The Exclusive “New Normal”
According to reviews, the fashions of fall 2014 “embraced the concept of standing out by blending in” through loose-fitting neutral suits, omitted accessories, limited color palettes, clean tailored lines, and the occasional ill-fitting garment (like an oversized tweed coat or awkwardly tapered pants). While these styles are typical to tragic office uniforms, for Style.com, they’re consumer gold. Just slap a new name on it and we have a style revolution.
At The Row, draped knits and monochromatic suits dominated. At Hermés it was wool coats in neutral colors, wide lapels, and casually oversized suits. For Jil Sander, it was boxy felt two-piece suits. Each show carried with it the air of anonymity, a tale of high-class clothing pared down to belong with the ordinary.

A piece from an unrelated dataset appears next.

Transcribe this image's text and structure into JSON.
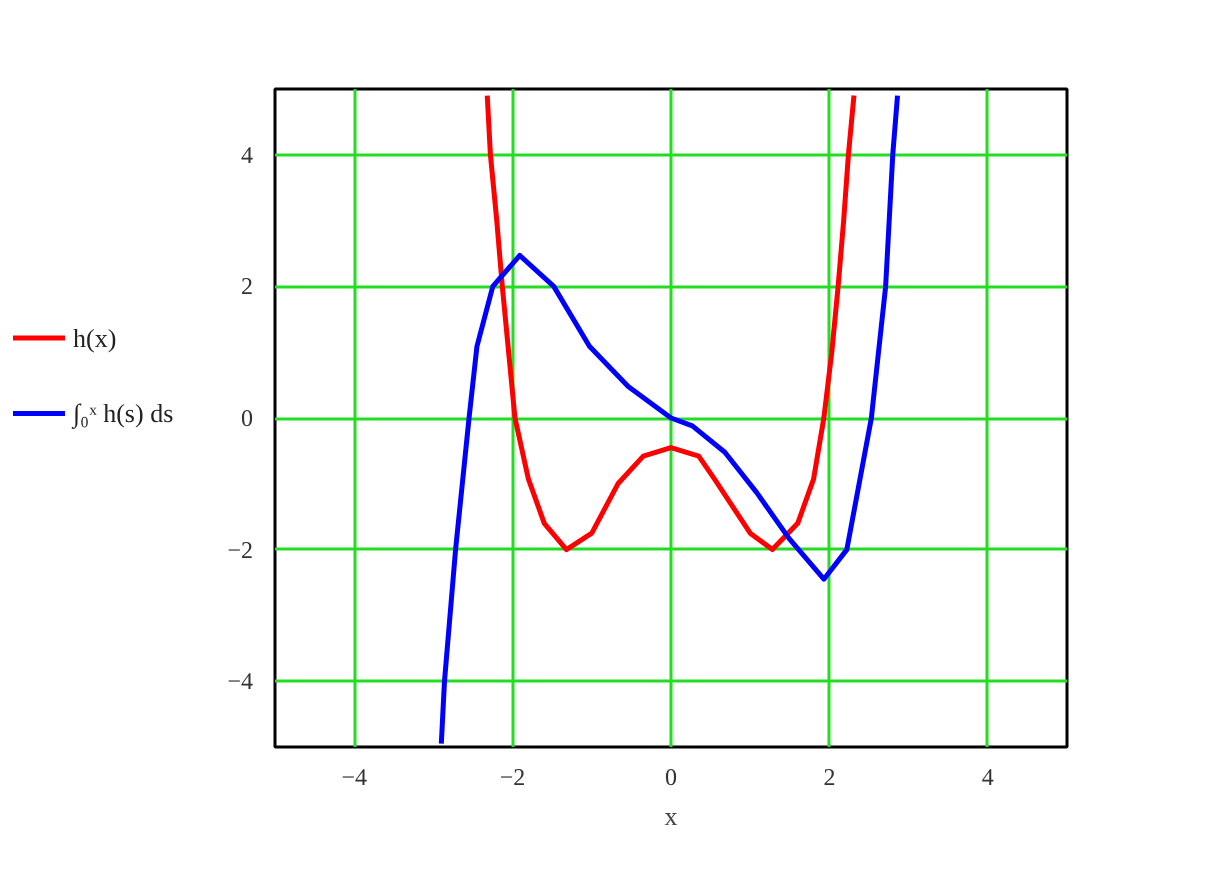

But this “no statement” statement – however detached it may seem from high-maintenance fashion – just doesn’t fit with the comparison to normcore that it touts. Normcore has something to do with a sociological movement, where underground alt kids became disenchanted with identifying themselves as part of a group and decided to shed their markers. The runway’s plain fashion response doesn’t equal the anti-fashion sentiments of normcore. Instead, the sartorial traditionalist’s notion of “less is more” comes to mind, and as long as these trends are a staged spectacle for the highest bidder, they remain far from normal.